Open Reconfiguable Cytometry Analysis is a totally digital data acquisition and analysis system for collecting and processing flow cytometric data from a wide variety of analog (photomultiplier tubes, photodiodes, photoacuostic, and magnetic) and digital (CCDs and photon-counting) sensors. This modular system is currently running several of our custom instruments and is portable across a variety of computer platforms.

Special Features

The custom instruments in the resource have the ability to capture several types of unique information about cells and particles, including subsecond kinetics, full emission spectra, fluorescence lifetime, magnetic properties, and individual molecule analysis.

Available Resources

All of the commercial instruments in the User Facility are available to internal users and external collaborators, currently on a no-cost basis.
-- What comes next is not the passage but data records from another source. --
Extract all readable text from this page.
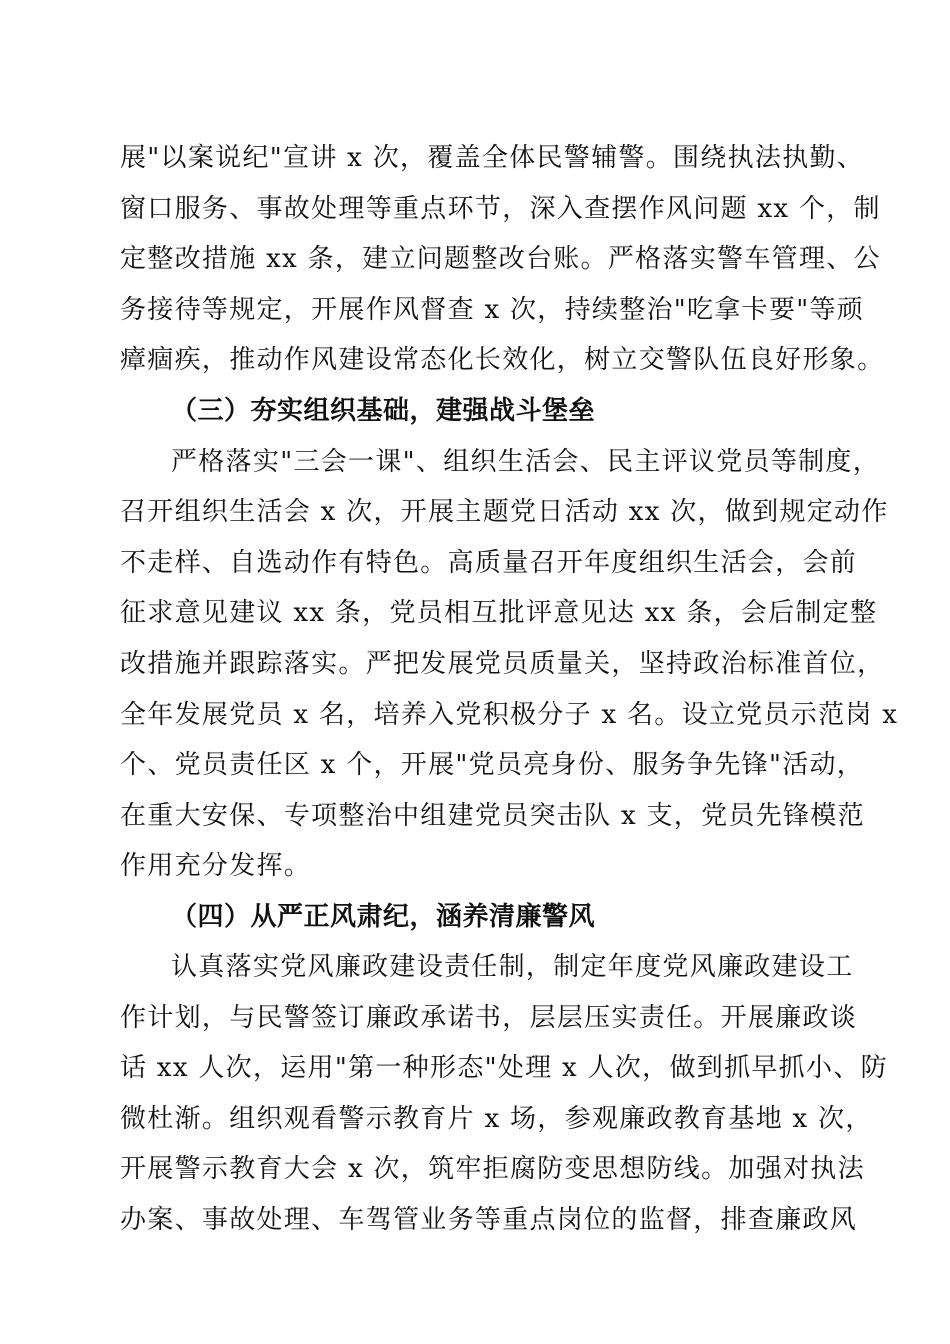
展"以案说纪"宣讲 x 次，覆盖全体民警辅警。围绕执法执勤、
窗口服务、事故处理等重点环节，深入查摆作风问题 xx 个，制
定整改措施 xx 条，建立问题整改台账。严格落实警车管理、公
务接待等规定，开展作风督查 x 次，持续整治"吃拿卡要"等顽
瘴痼疾，推动作风建设常态化长效化，树立交警队伍良好形象。
（三）夯实组织基础，建强战斗堡垒
严格落实"三会一课"、组织生活会、民主评议党员等制度，
召开组织生活会 x 次，开展主题党日活动 xx 次，做到规定动作
不走样、自选动作有特色。高质量召开年度组织生活会，会前
征求意见建议 xx 条，党员相互批评意见达 xx 条，会后制定整
改措施并跟踪落实。严把发展党员质量关，坚持政治标准首位，
全年发展党员 x 名，培养入党积极分子 x 名。设立党员示范岗 x
个、党员责任区 x 个，开展"党员亮身份、服务争先锋"活动，
在重大安保、专项整治中组建党员突击队 x 支，党员先锋模范
作用充分发挥。
（四）从严正风肃纪，涵养清廉警风
认真落实党风廉政建设责任制，制定年度党风廉政建设工
作计划，与民警签订廉政承诺书，层层压实责任。开展廉政谈
话 xx 人次，运用"第一种形态"处理 x 人次，做到抓早抓小、防
微杜渐。组织观看警示教育片 x 场，参观廉政教育基地 x 次，
开展警示教育大会 x 次，筑牢拒腐防变思想防线。加强对执法
办案、事故处理、车驾管业务等重点岗位的监督，排查廉政风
The custom resource's instruments are generally available for use on collaborative projects, and >200 man-years of experience and expertise in flow cytometry instrument development and applications are available for collaboration and consultation.
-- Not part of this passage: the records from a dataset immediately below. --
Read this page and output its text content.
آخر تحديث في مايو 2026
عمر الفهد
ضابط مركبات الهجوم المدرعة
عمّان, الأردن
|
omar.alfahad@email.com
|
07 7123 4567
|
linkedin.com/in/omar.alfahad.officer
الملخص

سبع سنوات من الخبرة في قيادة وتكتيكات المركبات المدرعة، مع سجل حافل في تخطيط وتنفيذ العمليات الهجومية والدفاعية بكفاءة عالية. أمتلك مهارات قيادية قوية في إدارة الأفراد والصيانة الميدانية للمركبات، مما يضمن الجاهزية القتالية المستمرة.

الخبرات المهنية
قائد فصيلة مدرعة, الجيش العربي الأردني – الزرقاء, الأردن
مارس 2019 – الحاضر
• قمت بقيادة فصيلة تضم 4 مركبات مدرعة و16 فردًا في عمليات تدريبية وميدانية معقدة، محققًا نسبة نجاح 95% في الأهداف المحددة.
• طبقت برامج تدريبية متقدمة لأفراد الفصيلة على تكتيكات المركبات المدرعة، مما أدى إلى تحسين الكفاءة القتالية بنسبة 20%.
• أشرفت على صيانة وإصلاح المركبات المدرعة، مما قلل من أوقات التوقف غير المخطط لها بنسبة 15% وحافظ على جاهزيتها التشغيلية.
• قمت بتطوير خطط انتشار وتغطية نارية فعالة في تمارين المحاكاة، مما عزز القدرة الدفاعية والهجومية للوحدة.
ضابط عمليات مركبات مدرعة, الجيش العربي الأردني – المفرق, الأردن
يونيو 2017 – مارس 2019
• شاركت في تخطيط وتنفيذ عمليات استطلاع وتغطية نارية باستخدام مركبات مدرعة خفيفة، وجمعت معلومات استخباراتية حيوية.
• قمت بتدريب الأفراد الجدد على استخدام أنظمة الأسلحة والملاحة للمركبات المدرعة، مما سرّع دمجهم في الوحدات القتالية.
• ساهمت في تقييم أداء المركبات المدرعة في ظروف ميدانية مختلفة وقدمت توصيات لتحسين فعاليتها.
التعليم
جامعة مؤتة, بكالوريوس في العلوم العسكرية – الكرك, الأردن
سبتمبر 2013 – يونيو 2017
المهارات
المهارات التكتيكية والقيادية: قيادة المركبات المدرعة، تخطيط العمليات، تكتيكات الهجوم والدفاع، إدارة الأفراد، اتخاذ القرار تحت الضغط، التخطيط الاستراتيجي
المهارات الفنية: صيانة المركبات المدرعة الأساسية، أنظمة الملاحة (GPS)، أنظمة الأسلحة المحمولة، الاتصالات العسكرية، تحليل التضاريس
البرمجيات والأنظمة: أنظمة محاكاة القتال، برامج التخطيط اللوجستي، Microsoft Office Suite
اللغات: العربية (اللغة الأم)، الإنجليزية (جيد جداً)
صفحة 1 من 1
Training Opportunities and Workshops

The resource, in collaboration with Verity Software House, sponsors an annual course in flow cytometry, featuring a distinguished international faculty and intensive hands-on laboratory training. In addition, the resource's personnel provide a traveling course entitled "Build Your Own Flow Cytometer," which teaches the basics of flow cytometry in an interactive, hands-on mode. The resource's personnel also participate as instructors in several other flow cytometry courses.

Publications

1. Goddard, G., Martin, J. C., Graves, S. W., and Kaduchak, G., Ultrasonic particle-concentration for sheathless focusing of particles for analysis in a flow cytometer. Cytometry 69A:66–74, 2006.

2. Ferris, M. M., Yoshida, T. M., Marrone, B. L., and Keller, R. A., Fingerprinting of single viral genomes. Analytical Biochemistry 337:278–288, 2005.

3. King, J. B., Gross, J., Lovly, C. M., Rohrs, H., Piwnica-Worms, H., and Townsend, R. R., Accurate Mass-Driven Analysis for the Characterization of Protein Phosphorylation. Study of the Human Chk2 Protein Kinase. Anal. Chem 78 (7), 2171–2181, 2006

4. Graves, S. W., Woods, T. A., Kim, H., and Nolan, J. P., Direct fluorescent staining and analysis of proteins on microspheres using CBQCA. Cytometry 65A:50–58, 2005.

5. Yan, X. M., Zhong, W. W., Tang, A. J., Schielke, E. G., Hang, W., and Nolan, J. P., Multiplexed flow cytometric immunoassay for influenza virus detection and differentiation. Analytical Chemistry 77:7673–7678, 2005.